Снова щелкнул лифт. В дверном проеме Нинка увидела новую посетительницу и вылетела навстречу, натягивая черное кимоно.
Маленькая, редкой толщины тетка, заботливо поставив между колен раздутую хозяйственную сумку, с пыхтеньем усаживалась в низкое кресло. Была она вся малиновая, дымящаяся, и казалось, щеки ее отливали самоварным сиянием.
– Марья Игнатьевна! Я вас третий день жду!
Тетка села на самый край сиденья, растопырив розовые ноги в подследниках, которые на этом континенте не водились.
– А я, Ниночка, вас не забываю. Все время с Аликом работаю. Вчера с шести вечера его держала… – Она поднесла к Нинкиному лицу треугольные пальчики с дистрофичными зеленоватыми ногтями. – Веришь ли, такое напряжение, у самой-то давление стало, еле хожу… Жара эта проклятая еще… Вот, принесла последнее…
Она вынула из матерчатой сумки три темные бутыли с густой жижей.
– Вот. Натирку новую сделала и дыхалку. А эта – на ноги. Тряпочку намочишь и к стопочкам приложишь, а сверху мешочек цельнофановый, и завяжи. Часа на два. А что кожица сойдет, это ничего. Как снимешь, так и обмой сразу.
Нинка молитвенно смотрела на это чучело и на ее снадобье. Взяла бутылки. Одну, что поменьше, прижала к щеке – прохладная.
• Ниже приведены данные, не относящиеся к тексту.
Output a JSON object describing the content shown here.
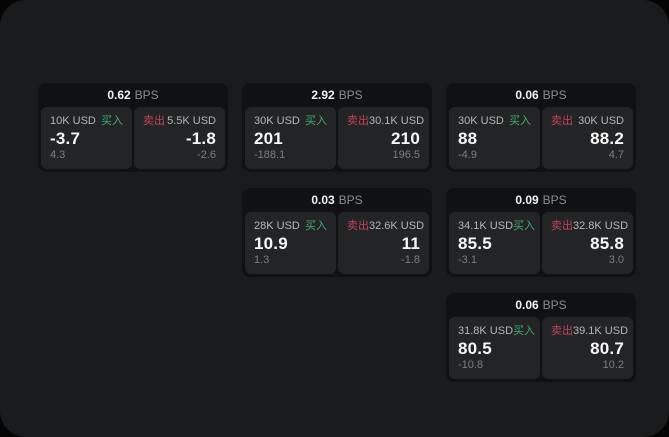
{
  "labels": {
    "bps": "BPS",
    "buy": "买入",
    "sell": "卖出"
  },
  "colors": {
    "buy": "#3fae73",
    "sell": "#c2435c",
    "surface": "#1a1b1c",
    "card": "#101112",
    "panel": "#232426"
  },
  "cards": [
    {
      "grid": {
        "row": 1,
        "col": 1
      },
      "bps": "0.62",
      "buy": {
        "notional": "10K USD",
        "value": "-3.7",
        "delta": "4.3"
      },
      "sell": {
        "notional": "5.5K USD",
        "value": "-1.8",
        "delta": "-2.6"
      }
    },
    {
      "grid": {
        "row": 1,
        "col": 2
      },
      "bps": "2.92",
      "buy": {
        "notional": "30K USD",
        "value": "201",
        "delta": "-188.1"
      },
      "sell": {
        "notional": "30.1K USD",
        "value": "210",
        "delta": "196.5"
      }
    },
    {
      "grid": {
        "row": 1,
        "col": 3
      },
      "bps": "0.06",
      "buy": {
        "notional": "30K USD",
        "value": "88",
        "delta": "-4.9"
      },
      "sell": {
        "notional": "30K USD",
        "value": "88.2",
        "delta": "4.7"
      }
    },
    {
      "grid": {
        "row": 2,
        "col": 2
      },
      "bps": "0.03",
      "buy": {
        "notional": "28K USD",
        "value": "10.9",
        "delta": "1.3"
      },
      "sell": {
        "notional": "32.6K USD",
        "value": "11",
        "delta": "-1.8"
      }
    },
    {
      "grid": {
        "row": 2,
        "col": 3
      },
      "bps": "0.09",
      "buy": {
        "notional": "34.1K USD",
        "value": "85.5",
        "delta": "-3.1"
      },
      "sell": {
        "notional": "32.8K USD",
        "value": "85.8",
        "delta": "3.0"
      }
    },
    {
      "grid": {
        "row": 3,
        "col": 3
      },
      "bps": "0.06",
      "buy": {
        "notional": "31.8K USD",
        "value": "80.5",
        "delta": "-10.8"
      },
      "sell": {
        "notional": "39.1K USD",
        "value": "80.7",
        "delta": "10.2"
      }
    }
  ]
}
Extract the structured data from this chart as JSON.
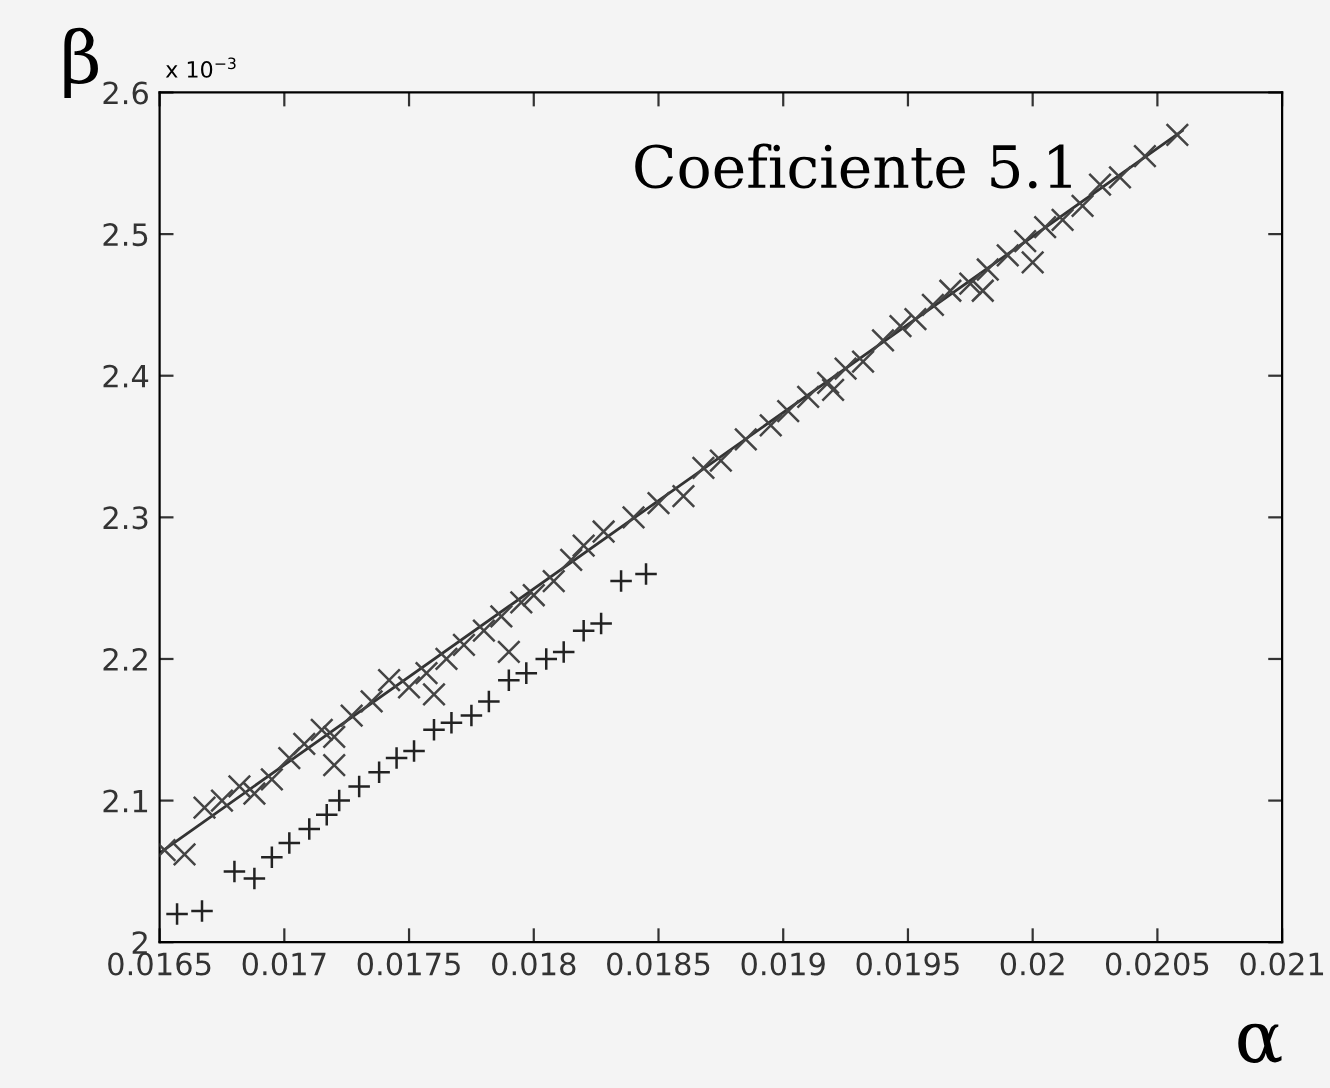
{
  "chart_data": {
    "type": "scatter",
    "xlabel": "α",
    "ylabel": "β",
    "annotations": [
      "Coeficiente 5.1",
      "x 10$^{−3}$"
    ],
    "xlim": [
      0.0165,
      0.021
    ],
    "xticks": [
      0.0165,
      0.017,
      0.0175,
      0.018,
      0.0185,
      0.019,
      0.0195,
      0.02,
      0.0205,
      0.021
    ],
    "ylim": [
      2,
      2.6
    ],
    "yticks": [
      2,
      2.1,
      2.2,
      2.3,
      2.4,
      2.5,
      2.6
    ],
    "grid": false,
    "series": [
      {
        "marker": "cross",
        "color": "#444444",
        "x": [
          0.01652,
          0.0166,
          0.01668,
          0.01675,
          0.01682,
          0.01688,
          0.01695,
          0.01702,
          0.01708,
          0.01715,
          0.0172,
          0.0172,
          0.01727,
          0.01735,
          0.01742,
          0.0175,
          0.01757,
          0.0176,
          0.01765,
          0.01772,
          0.0178,
          0.01787,
          0.0179,
          0.01795,
          0.018,
          0.01808,
          0.01815,
          0.0182,
          0.01828,
          0.0184,
          0.0185,
          0.0186,
          0.01868,
          0.01875,
          0.01885,
          0.01895,
          0.01902,
          0.0191,
          0.01918,
          0.0192,
          0.01925,
          0.01932,
          0.0194,
          0.01947,
          0.01953,
          0.0196,
          0.01967,
          0.01975,
          0.0198,
          0.01982,
          0.0199,
          0.01997,
          0.02,
          0.02005,
          0.02012,
          0.0202,
          0.02027,
          0.02035,
          0.02045,
          0.02058
        ],
        "values": [
          2.065,
          2.062,
          2.095,
          2.1,
          2.11,
          2.105,
          2.115,
          2.13,
          2.14,
          2.15,
          2.145,
          2.125,
          2.16,
          2.17,
          2.185,
          2.18,
          2.19,
          2.175,
          2.2,
          2.21,
          2.22,
          2.23,
          2.205,
          2.24,
          2.245,
          2.255,
          2.27,
          2.28,
          2.29,
          2.3,
          2.31,
          2.315,
          2.335,
          2.34,
          2.355,
          2.365,
          2.375,
          2.385,
          2.395,
          2.39,
          2.405,
          2.41,
          2.425,
          2.435,
          2.44,
          2.45,
          2.46,
          2.465,
          2.46,
          2.475,
          2.485,
          2.495,
          2.48,
          2.505,
          2.51,
          2.52,
          2.535,
          2.54,
          2.555,
          2.57
        ]
      },
      {
        "marker": "plus",
        "color": "#222222",
        "x": [
          0.01657,
          0.01667,
          0.0168,
          0.01688,
          0.01695,
          0.01702,
          0.0171,
          0.01717,
          0.01722,
          0.0173,
          0.01738,
          0.01745,
          0.01752,
          0.0176,
          0.01767,
          0.01775,
          0.01782,
          0.0179,
          0.01797,
          0.01805,
          0.01812,
          0.0182,
          0.01827,
          0.01835,
          0.01845
        ],
        "values": [
          2.02,
          2.022,
          2.05,
          2.045,
          2.06,
          2.07,
          2.08,
          2.09,
          2.1,
          2.11,
          2.12,
          2.13,
          2.135,
          2.15,
          2.155,
          2.16,
          2.17,
          2.185,
          2.19,
          2.2,
          2.205,
          2.22,
          2.225,
          2.255,
          2.26
        ]
      },
      {
        "type": "line",
        "marker": "none",
        "color": "#333333",
        "x": [
          0.0165,
          0.0206
        ],
        "values": [
          2.063,
          2.573
        ]
      }
    ]
  }
}
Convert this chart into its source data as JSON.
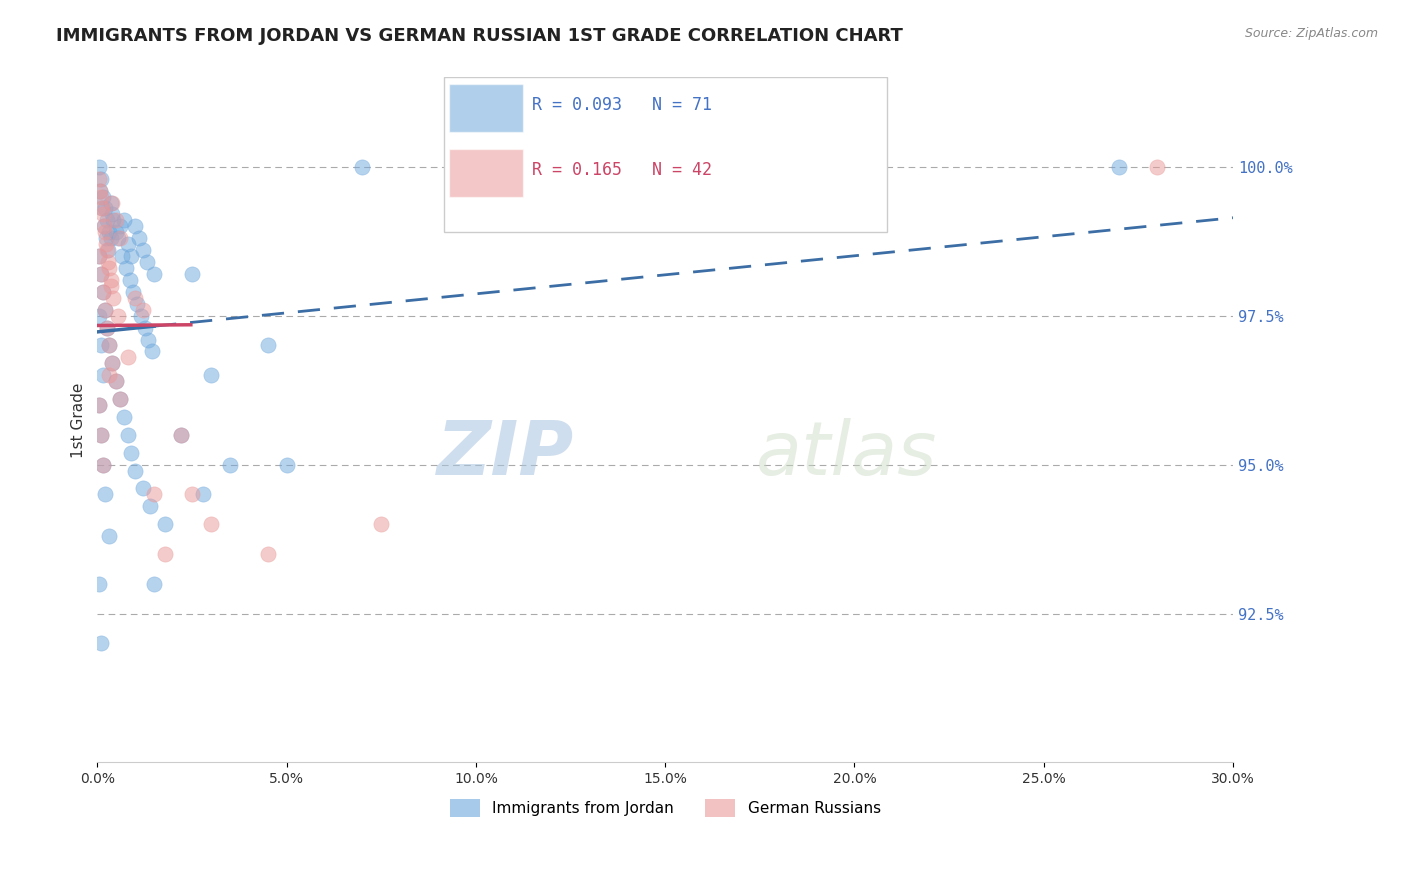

Понесла в спальню. Опустила жалюзи и поставила бутылки на узкий подоконник. Там уже была целая батарея.
А Марья Игнатьевна взялась за чайник. Она была единственным человеком, который мог пить чай в такую жару, и не американский, ледяной, а русский, горячий, с сахаром и вареньем.
Пока Нинка, тряся своими длинными волосами, с которых вроде бы сошла позолота и обнажилось глубокое серебро, наматывала Алику на ноги компрессы, укрывала легкой простыней в псевдошотландскую, никакому клану не принадлежащую клетку, Мария Игнатьевна беседовала с Фимой. Он интересовался ее результатами. Она смотрела на него с великодушным презрением:
– Ефим Исакыч! Фимочка! Какие результаты! Землей же пахнет… Однако всё в Божьих руках, вот что я скажу. Уж я такого навидалась. Вот уходит, совсем уж уходит, ан нет, не отпускает его. В траве-то какая сила! Камень пробивает. Верхушечка-то… Вот я ее, верхушечку, и беру, и от корешка беру верхушечку… Другой раз, бывает, уж совсем к земле пригнулся, а смотришь – встает. В Бога надо веровать, Фима. Без Бога и трава не растет!
– Это точно, – легко согласился Фима и потер левую щеку, покрытую воронкообразными следами юношеских гормональных боев.
Про положительный фототаксис растений, о котором смутно и таинственно вещала толстуха с мягким, как будто тряпочным лицом, он знал из курса ботаники за пятый класс, но поскольку он был все-таки специалистом, то знал также, что чертова Аликова болезнь никуда не денется: последняя работающая мышца, диафрагмальная, уже отказывает и в ближайшие дни наступит смерть от удушья. Местная проблема, которая вставала в таких случаях, – когда отключить аппарат, – была решена Аликом заблаговременно: он ушел из больницы под самый конец и отказался, таким образом, от жалкого довеска искусственной жизни.
Фиму теперь удручала мысль, что, вероятно, именно ему придется в какой-то момент ввести Алику снотворное, которое снимет страдания удушья и своим побочным действием – угнетением дыхательного центра – убьет… Но делать было нечего – положить Алика в госпиталь по “скорой помощи”, как делали уже дважды, теперь вряд ли было возможно. А снова искать фальшивый документ хлопотно и опасно…
– Удачи вам, – мягко сказал Фима и, прихватив известный саквояж, ушел не прощаясь.
“Обиделся он, что ли?” – подумала Марья Игнатьевна.